Additional options can be passed to the "tar" command by using the
"tar_read_options" and "tar_write_options" parameters.
Example:
my $arch = Archive::Tar::Wrapper->new(
tar_read_options => "p"
);
will use "tar xfp archive.tgz" to extract the tarball instead of
just "tar xf archive.tgz". Gnu tar supports even more options,
these can be passed in via
my $arch = Archive::Tar::Wrapper->new(
tar_gnu_read_options => ["--numeric-owner"],
);
By default, the "list_*()" functions will return only file
entries. Directories will be suppressed. To have "list_*()"

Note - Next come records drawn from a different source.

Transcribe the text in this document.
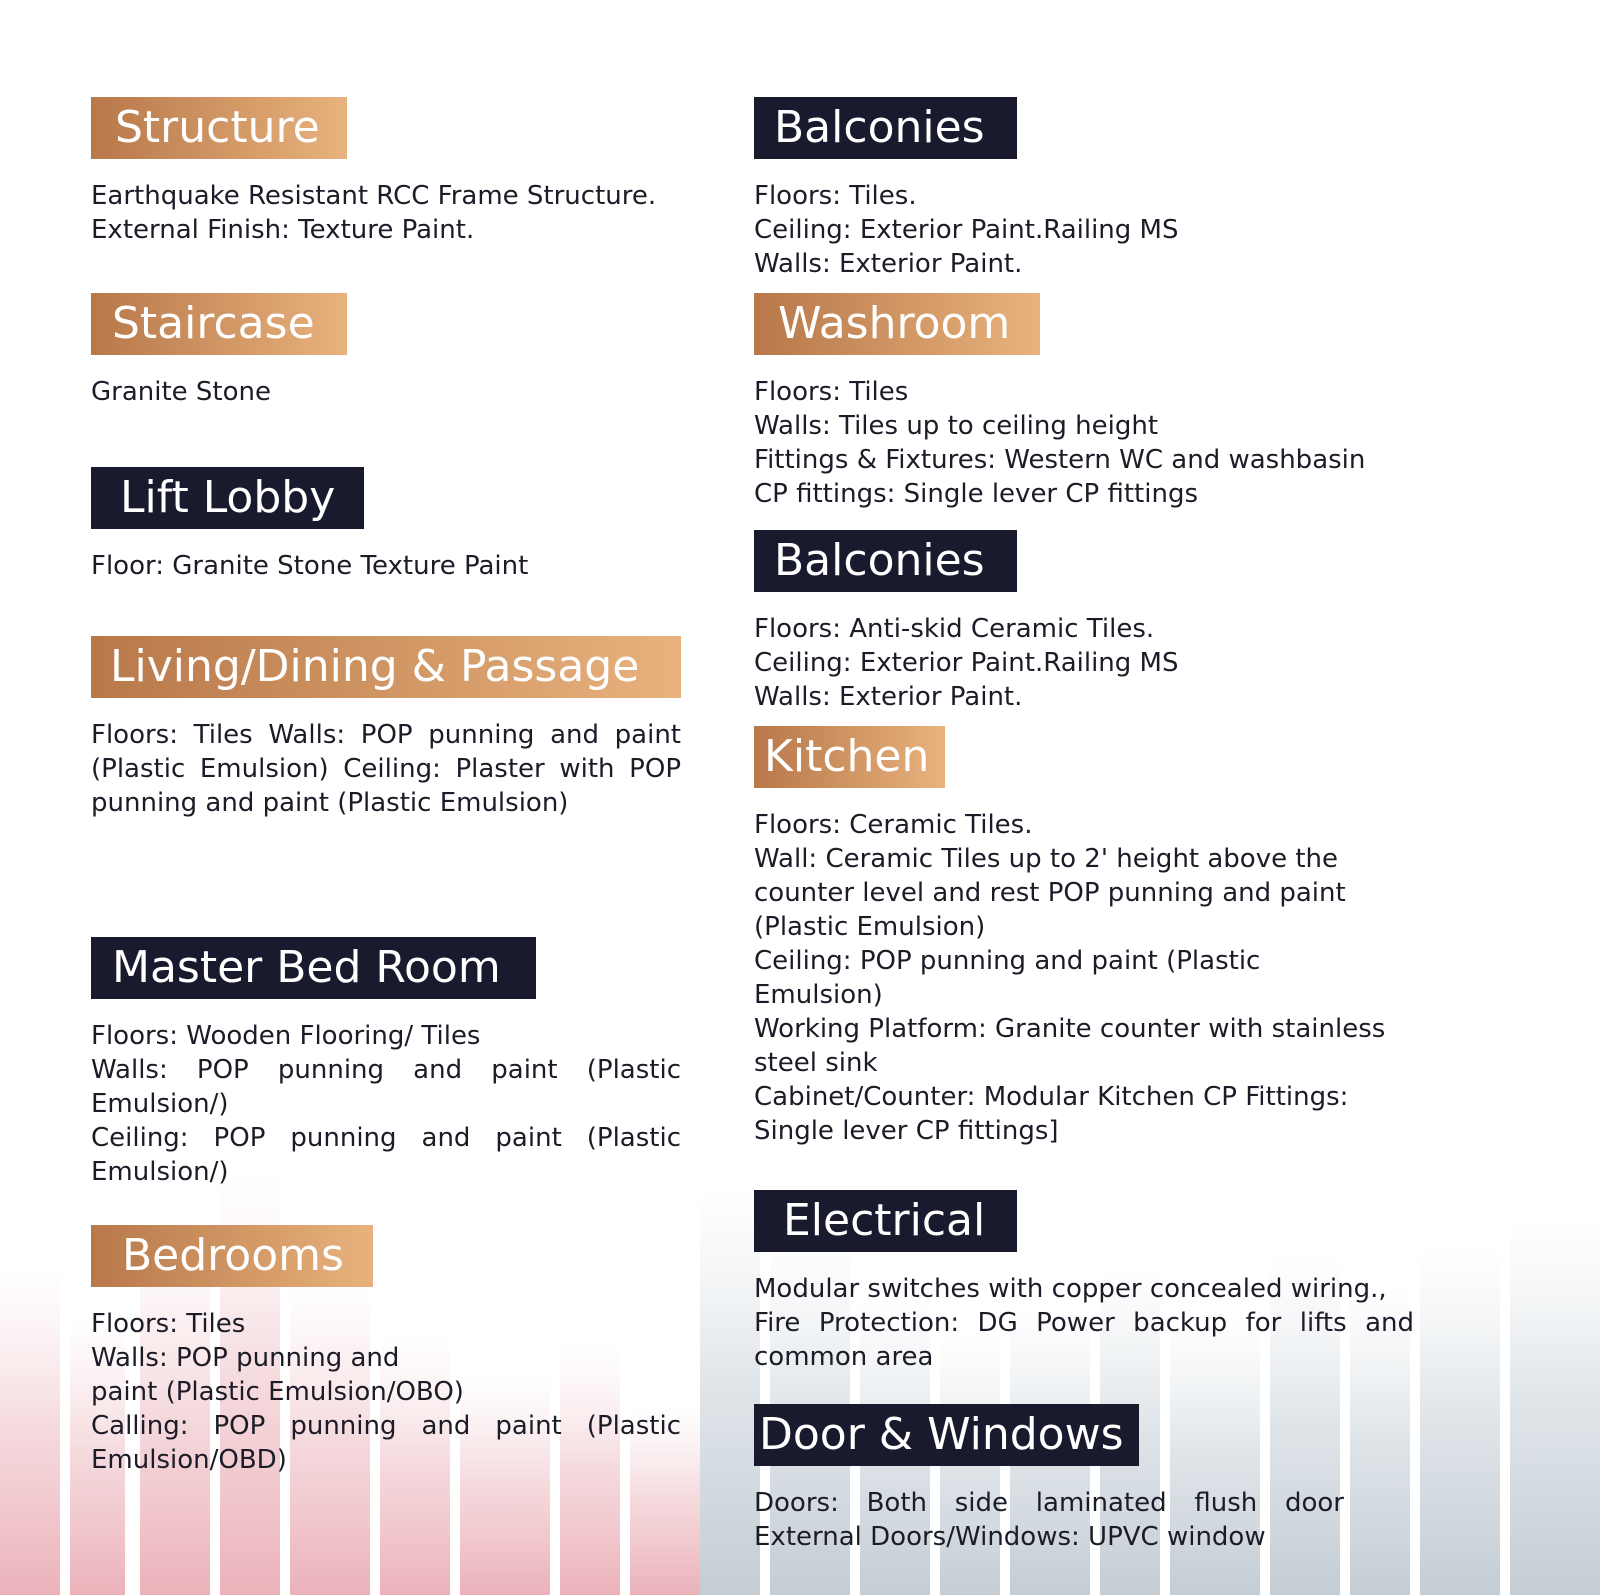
Structure
Earthquake Resistant RCC Frame Structure.
External Finish: Texture Paint.
Staircase
Granite Stone
Lift Lobby
Floor: Granite Stone Texture Paint
Living/Dining & Passage
Floors: Tiles Walls: POP punning and paint
(Plastic Emulsion) Ceiling: Plaster with POP
punning and paint (Plastic Emulsion)
Master Bed Room
Floors: Wooden Flooring/ Tiles
Walls: POP punning and paint (Plastic
Emulsion/)
Ceiling: POP punning and paint (Plastic
Emulsion/)
Bedrooms
Floors: Tiles
Walls: POP punning and
paint (Plastic Emulsion/OBO)
Calling: POP punning and paint (Plastic
Emulsion/OBD)
Balconies
Floors: Tiles.
Ceiling: Exterior Paint.Railing MS
Walls: Exterior Paint.
Washroom
Floors: Tiles
Walls: Tiles up to ceiling height
Fittings & Fixtures: Western WC and washbasin
CP fittings: Single lever CP fittings
Balconies
Floors: Anti-skid Ceramic Tiles.
Ceiling: Exterior Paint.Railing MS
Walls: Exterior Paint.
Kitchen
Floors: Ceramic Tiles.
Wall: Ceramic Tiles up to 2' height above the
counter level and rest POP punning and paint
(Plastic Emulsion)
Ceiling: POP punning and paint (Plastic
Emulsion)
Working Platform: Granite counter with stainless
steel sink
Cabinet/Counter: Modular Kitchen CP Fittings:
Single lever CP fittings]
Electrical
Modular switches with copper concealed wiring.,
Fire Protection: DG Power backup for lifts and
common area
Door & Windows
Doors: Both side laminated flush door
External Doors/Windows: UPVC window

return directories as well, use
my $arch = Archive::Tar::Wrapper->new(
dirs => 1
);
If more files are added to a tarball than the command line can handle,
"Archive::Tar::Wrapper" will switch from using the command
tar cfv tarfile file1 file2 file3 ...
to
tar cfv tarfile -T filelist
where "filelist" is a file containing all file to be added. The
default for this switch is 512, but it can be changed by setting the
parameter "max_cmd_line_args":
my $arch = Archive::Tar::Wrapper->new(
max_cmd_line_args => 1024
);
- $arch->read("archive.tgz")
- "read()" opens the given tarball, expands it into a temporary
directory and returns 1 on success und "undef" on failure. The
temporary directory holding the tar data gets cleaned up when $arch goes
out of scope.
"read" handles both compressed and uncompressed files. To find out
if a file is compressed or uncompressed, it tries to guess by extension,
then by checking the first couple of bytes in the tarfile.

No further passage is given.